The CBP proposal would expand the use of a mobile application called “CBP One,” which uses facial-recognition technology to check whether individuals are enrolled in the Migrant Protection Protocols (MPP) program, and have pending immigration cases. The app also can use its GPS function to collect information about users’ location after they submit data in advance of arriving at a port of entry. Experts have warned that CBP One could be used in ways that raise transparency, privacy and immigrants’ rights concerns.

The administration must remove all barriers to the processing of asylum seekers, and prevent CBP from creating a tiered system that creates new restrictions under the guise of technological progress. NIJC’s comment warns that the proposed data collection expansion could have unexamined consequences, leading to a large increase in non-U.S. citizens submitting face scans prior to presenting at a U.S. port of entry.

Policies blocking asylum seekers from entering the U.S. have inflicted violence against migrants and fueled organized crime. Importantly, on November 1, 2021, CBP released a memo ending the “metering” policy and providing updated guidelines on the processing of noncitizens at the southwest border. The memo addresses steps to “leverage technological and processing efficiencies,” including the “innovative use of existing tools such as the CBPOne™ mobile application.” Of concern, a DHS privacy assessment from April 2021 identified a number of privacy risks associated with the CBP One application, including the risk of the overcollection of biometrics and biographic information, and the risk the application will fail to match children.

CBP’s proposed data collection expansion raises the potential for externalizing U.S. asylum processing obligations, and subjecting thousands of families, including children, to unnecessary additional facial recognition technology. Before allowing for any such expansion, the administration needs to, at a minimum, implement clear safeguards to ensure that sensitive and private information collected by CBP is not stored in error-prone government databases, and not used to target immigrants throughout the country.

The  administration should further examine the consequences associated with CBP’s data collection proposal, including the lack of transparency and concerns regarding potential violations of privacy and civil liberties. Faulty facial recognition technology and false matches run the risk of enabling CBP to detain vulnerable individuals for hours without access to a lawyer, fueling ICE enforcement actions on potentially faulty grounds, and sharing information with foreign governments in ways that put asylum seekers at risk.

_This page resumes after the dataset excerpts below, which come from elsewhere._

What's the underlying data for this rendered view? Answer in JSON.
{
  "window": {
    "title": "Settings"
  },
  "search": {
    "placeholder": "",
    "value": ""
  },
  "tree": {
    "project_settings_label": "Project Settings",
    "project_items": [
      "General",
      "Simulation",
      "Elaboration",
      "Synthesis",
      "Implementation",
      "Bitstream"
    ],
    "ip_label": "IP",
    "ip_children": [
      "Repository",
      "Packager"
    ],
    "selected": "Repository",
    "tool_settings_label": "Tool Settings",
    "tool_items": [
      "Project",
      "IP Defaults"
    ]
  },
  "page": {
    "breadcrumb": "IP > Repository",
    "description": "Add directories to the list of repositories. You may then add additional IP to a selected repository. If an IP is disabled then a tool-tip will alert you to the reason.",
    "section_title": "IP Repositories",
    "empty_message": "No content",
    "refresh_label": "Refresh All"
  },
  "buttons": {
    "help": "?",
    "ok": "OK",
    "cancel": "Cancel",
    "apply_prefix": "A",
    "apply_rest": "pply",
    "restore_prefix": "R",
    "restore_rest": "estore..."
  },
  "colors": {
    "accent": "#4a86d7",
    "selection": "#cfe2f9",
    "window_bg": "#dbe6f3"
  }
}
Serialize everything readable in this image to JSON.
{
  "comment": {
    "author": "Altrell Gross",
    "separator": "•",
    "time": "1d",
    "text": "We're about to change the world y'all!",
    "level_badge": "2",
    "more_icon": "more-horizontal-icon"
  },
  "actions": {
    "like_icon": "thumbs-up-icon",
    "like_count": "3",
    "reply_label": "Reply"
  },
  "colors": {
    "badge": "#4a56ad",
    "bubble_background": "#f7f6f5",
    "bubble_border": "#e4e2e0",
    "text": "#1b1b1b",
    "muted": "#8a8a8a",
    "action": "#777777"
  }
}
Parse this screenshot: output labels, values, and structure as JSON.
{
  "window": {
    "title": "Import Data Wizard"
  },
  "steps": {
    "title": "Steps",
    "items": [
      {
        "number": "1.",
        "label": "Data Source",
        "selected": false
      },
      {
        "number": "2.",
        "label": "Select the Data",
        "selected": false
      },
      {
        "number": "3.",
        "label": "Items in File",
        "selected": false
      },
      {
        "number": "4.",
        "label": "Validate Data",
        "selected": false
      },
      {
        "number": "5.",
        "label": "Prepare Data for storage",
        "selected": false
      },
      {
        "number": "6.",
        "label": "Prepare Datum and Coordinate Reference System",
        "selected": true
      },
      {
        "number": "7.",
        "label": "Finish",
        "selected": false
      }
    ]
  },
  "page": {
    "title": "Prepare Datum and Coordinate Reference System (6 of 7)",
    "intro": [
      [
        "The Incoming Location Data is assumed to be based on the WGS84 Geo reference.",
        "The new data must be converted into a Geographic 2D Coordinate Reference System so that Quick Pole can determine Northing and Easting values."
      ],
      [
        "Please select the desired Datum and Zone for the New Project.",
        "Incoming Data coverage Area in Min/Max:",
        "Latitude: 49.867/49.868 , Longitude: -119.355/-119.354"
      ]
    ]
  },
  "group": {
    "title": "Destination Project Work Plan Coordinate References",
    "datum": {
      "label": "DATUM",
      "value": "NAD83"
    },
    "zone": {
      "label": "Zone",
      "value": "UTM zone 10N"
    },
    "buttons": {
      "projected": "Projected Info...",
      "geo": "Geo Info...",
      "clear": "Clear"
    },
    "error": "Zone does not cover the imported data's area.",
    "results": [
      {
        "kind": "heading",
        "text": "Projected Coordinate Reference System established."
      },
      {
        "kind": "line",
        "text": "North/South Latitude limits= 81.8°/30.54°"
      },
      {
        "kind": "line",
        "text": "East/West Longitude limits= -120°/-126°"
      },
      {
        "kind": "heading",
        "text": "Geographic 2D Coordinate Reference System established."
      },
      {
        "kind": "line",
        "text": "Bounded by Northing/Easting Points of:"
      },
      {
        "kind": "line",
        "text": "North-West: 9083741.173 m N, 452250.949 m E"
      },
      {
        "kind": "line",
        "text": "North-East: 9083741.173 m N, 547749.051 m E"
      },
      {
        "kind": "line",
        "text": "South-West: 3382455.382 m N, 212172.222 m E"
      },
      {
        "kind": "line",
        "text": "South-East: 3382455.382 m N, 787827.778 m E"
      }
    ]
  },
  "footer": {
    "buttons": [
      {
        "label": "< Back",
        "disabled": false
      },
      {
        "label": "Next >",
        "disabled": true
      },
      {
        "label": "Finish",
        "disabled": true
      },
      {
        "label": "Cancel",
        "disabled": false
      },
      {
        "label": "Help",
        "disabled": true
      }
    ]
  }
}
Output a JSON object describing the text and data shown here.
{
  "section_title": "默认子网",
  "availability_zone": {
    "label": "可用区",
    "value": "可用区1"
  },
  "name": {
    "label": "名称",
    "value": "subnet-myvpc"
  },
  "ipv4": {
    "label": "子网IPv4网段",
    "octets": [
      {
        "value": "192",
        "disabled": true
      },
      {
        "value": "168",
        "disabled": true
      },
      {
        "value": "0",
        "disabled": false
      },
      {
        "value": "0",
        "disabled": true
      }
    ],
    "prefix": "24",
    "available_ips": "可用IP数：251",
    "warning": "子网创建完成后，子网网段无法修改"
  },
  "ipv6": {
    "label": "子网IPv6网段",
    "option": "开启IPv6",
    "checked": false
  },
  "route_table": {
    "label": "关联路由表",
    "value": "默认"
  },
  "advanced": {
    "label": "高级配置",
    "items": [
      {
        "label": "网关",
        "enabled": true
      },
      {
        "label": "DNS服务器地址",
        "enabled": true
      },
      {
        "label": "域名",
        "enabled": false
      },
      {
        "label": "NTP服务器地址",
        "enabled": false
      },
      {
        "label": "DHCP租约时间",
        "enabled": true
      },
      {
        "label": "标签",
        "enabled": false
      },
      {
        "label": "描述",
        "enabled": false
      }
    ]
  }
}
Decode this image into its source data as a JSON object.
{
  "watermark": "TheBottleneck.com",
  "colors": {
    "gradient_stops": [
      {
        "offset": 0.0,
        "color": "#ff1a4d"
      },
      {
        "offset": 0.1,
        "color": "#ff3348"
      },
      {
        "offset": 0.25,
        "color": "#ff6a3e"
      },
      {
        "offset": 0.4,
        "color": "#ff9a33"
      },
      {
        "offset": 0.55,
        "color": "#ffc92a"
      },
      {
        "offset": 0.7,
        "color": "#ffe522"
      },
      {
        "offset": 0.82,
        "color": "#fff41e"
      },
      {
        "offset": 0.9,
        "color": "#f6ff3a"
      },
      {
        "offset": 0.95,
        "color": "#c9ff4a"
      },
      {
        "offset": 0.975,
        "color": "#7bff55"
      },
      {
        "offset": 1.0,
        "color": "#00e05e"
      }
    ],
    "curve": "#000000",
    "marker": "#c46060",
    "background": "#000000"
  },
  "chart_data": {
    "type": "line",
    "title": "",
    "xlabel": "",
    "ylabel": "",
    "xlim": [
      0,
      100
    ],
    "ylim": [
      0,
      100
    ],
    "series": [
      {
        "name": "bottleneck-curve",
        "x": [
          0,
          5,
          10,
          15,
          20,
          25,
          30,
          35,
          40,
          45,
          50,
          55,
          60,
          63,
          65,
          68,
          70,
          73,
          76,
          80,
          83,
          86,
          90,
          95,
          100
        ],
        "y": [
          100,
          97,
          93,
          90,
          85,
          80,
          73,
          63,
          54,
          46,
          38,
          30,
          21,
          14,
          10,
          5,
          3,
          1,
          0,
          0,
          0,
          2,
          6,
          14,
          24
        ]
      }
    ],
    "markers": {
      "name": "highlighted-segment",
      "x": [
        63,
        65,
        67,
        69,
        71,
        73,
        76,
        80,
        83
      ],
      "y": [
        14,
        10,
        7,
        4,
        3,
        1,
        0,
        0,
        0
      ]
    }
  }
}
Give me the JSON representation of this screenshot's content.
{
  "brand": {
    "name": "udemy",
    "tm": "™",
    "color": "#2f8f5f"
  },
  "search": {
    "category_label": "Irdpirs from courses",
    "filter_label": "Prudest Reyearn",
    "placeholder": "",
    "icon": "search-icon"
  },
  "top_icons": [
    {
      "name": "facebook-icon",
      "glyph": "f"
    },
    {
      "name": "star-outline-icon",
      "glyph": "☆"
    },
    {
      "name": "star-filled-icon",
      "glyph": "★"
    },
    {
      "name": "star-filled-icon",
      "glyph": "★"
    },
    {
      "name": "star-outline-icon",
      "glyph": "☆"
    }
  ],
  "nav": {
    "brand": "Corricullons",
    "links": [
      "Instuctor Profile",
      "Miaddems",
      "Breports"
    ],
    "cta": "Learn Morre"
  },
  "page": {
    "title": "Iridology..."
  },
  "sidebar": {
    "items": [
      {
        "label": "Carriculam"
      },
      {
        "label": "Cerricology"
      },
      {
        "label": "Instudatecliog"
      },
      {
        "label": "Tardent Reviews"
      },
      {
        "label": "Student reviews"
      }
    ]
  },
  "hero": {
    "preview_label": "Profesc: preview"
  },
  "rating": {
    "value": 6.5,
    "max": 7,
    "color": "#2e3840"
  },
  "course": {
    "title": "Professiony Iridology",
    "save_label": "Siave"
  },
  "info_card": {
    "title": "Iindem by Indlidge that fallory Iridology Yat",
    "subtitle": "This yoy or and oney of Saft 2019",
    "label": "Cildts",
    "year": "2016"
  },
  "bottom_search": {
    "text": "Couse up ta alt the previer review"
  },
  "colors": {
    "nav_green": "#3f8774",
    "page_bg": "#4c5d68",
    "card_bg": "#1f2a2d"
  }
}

The proposal also raises alarm in light of CBP’s record of abuse and lack of accountability, including its role in serious abuses against people from Haiti seeking safety in the U.S., family separation, history of detaining people in horrific conditions, use of lethal force, and racial and religious profiling. For these reasons, NIJC calls for a closer examination of the proposal and greater transparency, before giving any more authority to CBP to collect advanced sensitive data from people seeking entry into the United States.

Jesse Franzblau is a senior policy analyst at the National Immigrant Justice Center.